La croyance en notre prééminence nous aurait ainsi fait déchoir de ce métissage naturel composé de « rencontres virales et parasitaires […] au cours desquelles nous sommes inventé.e.s comme « humains » ». La répudiation de cette dimension inclusive, qui nous rend vulnérable – autant que redevable – à l’autre, serait tributaire, nous dit l’auteure, d’une soif inextinguible de voir. L’homme est celui qui se plaît à enclocher à la fois son semblable et ce qui dissemble de lui. Il épingle son prochain, humain ou non-humain, tel l’entomologiste et ses insectes, à des fins d’études, de surveillance, pour se l’approprier, sinon le plier à sa volonté. Élaboré au cours de la seconde moitié du XIXe siècle, le vivarium, fabriqué pour « compos[er] et exhib[er] des possibilités de vie », a pris depuis les proportions de nos demeures, de nos villes, du monde lui-même : du drone aux réseaux sociaux en passant par les architectures de verre qui sortent toujours plus nombreuses de terre, nous avons cherché à déployer nos facultés d’exposition, à nourrir « un régime de visibilité prédatrice ». À cet égard, Zilio rappelle que « l’humain s’est inventé en se dévoilant. Si bien que l’homme, cet « animal supérieur », construit sa distinction prédatrice en s’inventant comme proie, c’est-à-dire comme cible. » Ce diagnostic peu reluisant posé à l’endroit du monde contemporain suscite la levée d’une question : comment faire pour que le regard ne possède, ne mette en boîte ? Pour que du désir de voir ne résultent des captures, des enfermements ? Sans doute faudrait-il travailler à reconnaître ce que peut la dissemblance en termes de puissance cohésive …
Défaut d’origine
La posthumanité a si bien pénétré la pensée contemporaine du corps qu’il est désormais presque impossible de considérer notre chair autrement que comme une enveloppe de peau entravante, inefficace, « morceau de contingence […] révél[ant] notre part maudite, la limite à notre capacité d’être », notait Maxime Coulombe (Imaginer le posthumain : sociologie de l’art et archéologie d’un vertige, 2009). Ce discours n’a eu de cesse d’en étarquer les manques, les faillibilités autant que les limitations et les insuffisances.

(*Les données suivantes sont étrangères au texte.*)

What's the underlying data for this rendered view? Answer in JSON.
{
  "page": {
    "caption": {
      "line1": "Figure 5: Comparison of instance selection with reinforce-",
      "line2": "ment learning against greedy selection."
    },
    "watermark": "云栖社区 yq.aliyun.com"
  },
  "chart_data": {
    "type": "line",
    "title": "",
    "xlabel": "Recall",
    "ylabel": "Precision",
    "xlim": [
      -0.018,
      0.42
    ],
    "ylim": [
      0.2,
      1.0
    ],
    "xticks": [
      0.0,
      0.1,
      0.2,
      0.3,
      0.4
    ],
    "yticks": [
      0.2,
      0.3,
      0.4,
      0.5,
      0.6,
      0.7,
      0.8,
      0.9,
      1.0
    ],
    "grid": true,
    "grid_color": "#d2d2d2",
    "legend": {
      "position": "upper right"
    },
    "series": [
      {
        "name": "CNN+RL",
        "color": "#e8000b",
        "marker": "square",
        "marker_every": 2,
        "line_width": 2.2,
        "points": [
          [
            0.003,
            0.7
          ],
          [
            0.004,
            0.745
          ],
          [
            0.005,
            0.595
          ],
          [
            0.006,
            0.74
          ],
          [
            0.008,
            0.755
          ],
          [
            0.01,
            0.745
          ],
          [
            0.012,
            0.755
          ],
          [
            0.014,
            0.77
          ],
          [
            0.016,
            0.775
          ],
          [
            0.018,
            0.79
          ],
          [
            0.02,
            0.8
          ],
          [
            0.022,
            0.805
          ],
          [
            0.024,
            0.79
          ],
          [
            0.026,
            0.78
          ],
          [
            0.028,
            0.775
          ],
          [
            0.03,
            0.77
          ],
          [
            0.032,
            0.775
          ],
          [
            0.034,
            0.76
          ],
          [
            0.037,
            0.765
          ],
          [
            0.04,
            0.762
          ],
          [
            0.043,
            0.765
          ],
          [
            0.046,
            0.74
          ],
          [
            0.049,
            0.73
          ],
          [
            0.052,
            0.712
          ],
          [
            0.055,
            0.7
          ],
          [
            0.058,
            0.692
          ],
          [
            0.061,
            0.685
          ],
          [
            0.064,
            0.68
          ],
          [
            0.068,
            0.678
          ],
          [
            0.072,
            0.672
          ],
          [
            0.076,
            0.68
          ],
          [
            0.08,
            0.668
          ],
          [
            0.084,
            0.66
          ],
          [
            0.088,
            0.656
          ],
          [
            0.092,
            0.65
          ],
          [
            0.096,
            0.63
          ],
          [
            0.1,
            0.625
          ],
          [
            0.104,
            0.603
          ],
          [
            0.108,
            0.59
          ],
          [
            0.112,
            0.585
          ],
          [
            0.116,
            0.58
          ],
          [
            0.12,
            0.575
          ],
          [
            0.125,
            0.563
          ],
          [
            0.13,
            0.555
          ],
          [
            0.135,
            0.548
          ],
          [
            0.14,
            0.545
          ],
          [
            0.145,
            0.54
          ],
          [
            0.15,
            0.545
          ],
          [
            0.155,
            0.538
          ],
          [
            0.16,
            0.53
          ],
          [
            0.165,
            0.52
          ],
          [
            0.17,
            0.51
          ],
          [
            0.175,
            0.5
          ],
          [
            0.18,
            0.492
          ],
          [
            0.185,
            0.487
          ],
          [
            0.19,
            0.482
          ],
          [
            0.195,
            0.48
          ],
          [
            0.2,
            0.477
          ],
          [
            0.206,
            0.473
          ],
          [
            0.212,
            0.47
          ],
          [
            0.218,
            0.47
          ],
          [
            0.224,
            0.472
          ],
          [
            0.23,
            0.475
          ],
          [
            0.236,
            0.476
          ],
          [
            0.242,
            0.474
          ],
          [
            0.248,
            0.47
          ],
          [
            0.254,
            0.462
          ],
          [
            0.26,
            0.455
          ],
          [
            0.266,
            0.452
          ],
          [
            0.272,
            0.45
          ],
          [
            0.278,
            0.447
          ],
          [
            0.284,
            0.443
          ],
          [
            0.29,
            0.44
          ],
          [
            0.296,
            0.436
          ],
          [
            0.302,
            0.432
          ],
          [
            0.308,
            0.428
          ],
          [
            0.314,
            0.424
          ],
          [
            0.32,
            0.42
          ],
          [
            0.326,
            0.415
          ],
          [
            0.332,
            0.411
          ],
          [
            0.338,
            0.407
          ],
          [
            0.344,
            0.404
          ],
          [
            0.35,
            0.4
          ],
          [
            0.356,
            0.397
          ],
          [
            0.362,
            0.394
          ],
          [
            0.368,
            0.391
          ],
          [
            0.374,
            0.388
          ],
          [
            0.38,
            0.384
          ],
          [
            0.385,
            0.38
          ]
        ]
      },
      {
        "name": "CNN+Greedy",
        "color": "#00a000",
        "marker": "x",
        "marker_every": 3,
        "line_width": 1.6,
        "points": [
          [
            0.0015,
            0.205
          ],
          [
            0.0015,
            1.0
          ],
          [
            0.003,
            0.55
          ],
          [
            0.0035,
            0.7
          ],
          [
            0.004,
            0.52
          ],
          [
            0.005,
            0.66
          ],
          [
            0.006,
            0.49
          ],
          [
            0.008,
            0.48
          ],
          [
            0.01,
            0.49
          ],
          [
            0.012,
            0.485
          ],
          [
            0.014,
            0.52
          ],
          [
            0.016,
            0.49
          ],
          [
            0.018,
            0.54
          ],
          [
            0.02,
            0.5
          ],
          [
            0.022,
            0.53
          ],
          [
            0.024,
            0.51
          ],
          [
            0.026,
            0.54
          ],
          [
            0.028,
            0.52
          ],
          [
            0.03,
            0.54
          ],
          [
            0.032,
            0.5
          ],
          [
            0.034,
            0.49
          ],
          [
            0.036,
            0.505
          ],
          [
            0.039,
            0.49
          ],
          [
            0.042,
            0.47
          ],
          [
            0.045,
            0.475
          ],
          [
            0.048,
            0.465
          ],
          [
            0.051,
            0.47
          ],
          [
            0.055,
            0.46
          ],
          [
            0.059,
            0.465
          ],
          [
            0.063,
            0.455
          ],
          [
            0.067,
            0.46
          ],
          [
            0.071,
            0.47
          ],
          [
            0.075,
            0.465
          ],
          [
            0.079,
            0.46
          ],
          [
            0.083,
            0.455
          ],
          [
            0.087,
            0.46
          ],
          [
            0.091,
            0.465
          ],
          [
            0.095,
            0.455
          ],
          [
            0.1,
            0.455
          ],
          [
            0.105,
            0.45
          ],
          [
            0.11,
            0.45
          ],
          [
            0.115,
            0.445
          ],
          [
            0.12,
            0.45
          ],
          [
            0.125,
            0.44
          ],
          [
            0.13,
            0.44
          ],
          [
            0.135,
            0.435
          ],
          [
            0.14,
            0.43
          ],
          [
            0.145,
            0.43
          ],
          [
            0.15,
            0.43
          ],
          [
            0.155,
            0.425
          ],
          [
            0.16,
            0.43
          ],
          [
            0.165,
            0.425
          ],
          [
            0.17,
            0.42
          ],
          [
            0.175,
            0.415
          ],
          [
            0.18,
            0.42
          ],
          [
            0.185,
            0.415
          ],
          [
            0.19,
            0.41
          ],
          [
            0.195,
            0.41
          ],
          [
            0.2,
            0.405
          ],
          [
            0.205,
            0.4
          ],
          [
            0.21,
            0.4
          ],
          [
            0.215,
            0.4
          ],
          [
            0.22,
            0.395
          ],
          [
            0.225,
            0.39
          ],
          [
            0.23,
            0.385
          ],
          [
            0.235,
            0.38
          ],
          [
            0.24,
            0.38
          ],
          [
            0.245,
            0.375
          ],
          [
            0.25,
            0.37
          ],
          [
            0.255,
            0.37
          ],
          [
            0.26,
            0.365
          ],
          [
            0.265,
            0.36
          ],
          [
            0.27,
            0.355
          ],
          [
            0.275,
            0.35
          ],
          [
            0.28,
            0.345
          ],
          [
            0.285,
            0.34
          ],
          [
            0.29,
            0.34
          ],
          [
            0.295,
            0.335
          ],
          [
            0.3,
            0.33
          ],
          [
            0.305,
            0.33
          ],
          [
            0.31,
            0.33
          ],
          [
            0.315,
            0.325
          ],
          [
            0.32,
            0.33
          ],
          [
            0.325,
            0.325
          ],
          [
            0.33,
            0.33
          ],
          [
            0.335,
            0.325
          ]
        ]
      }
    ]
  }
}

Si Zilio déplace quelque peu la teneur du point de vue posthumain sur la défaillance corporelle, elle en conserve le ton : « L’homme se considère comme un individu supérieur, mais il demeure un être dont la déficience biologique fait de lui un animal à la naissance prématurée. […] Ce défaut d’origine accrédite la thèse néoténique, celle d’un être essentiellement inachevé, qui doit, pour pallier son incomplétude, se doter d’outils et d’organes artificiels. » N’est incomplet ou perçu en défaut de nature que ce sur quoi a été projeté des attentes incompatibles avec ce que peut, constitutivement, un être donné. Contrairement à l’homme, souligne l’auteure, l’asticot jouit d’une autonomie nourricière dès sa venue au monde et l’axolotl, cet animal venu des lacs du Mexique, possède la capacité de se reproduire à l’état larvaire. Le réquisitoire que mène Zilio contre la pensée d’une suprématie de l’humain se montre certes généreux en exemples issus de modes d’existences d’autres espèces et en théories interdisciplinaires visant à déboulonner les schémas anthropomorphes, mais laisse songeur quant à la possibilité même ténue de vivre sainement avec nous-mêmes, avec ce que nous sommes, c’est-à-dire des êtres faits de fragilités. Ces brisures qui nous constituent, ces failles dont nous sommes parcourus, se montrent belles, malgré tout. Les reconnaître telles, enfin, est peut-être ce qui nous rendra plus respectueux des entités autres avec lesquelles nous partageons le monde.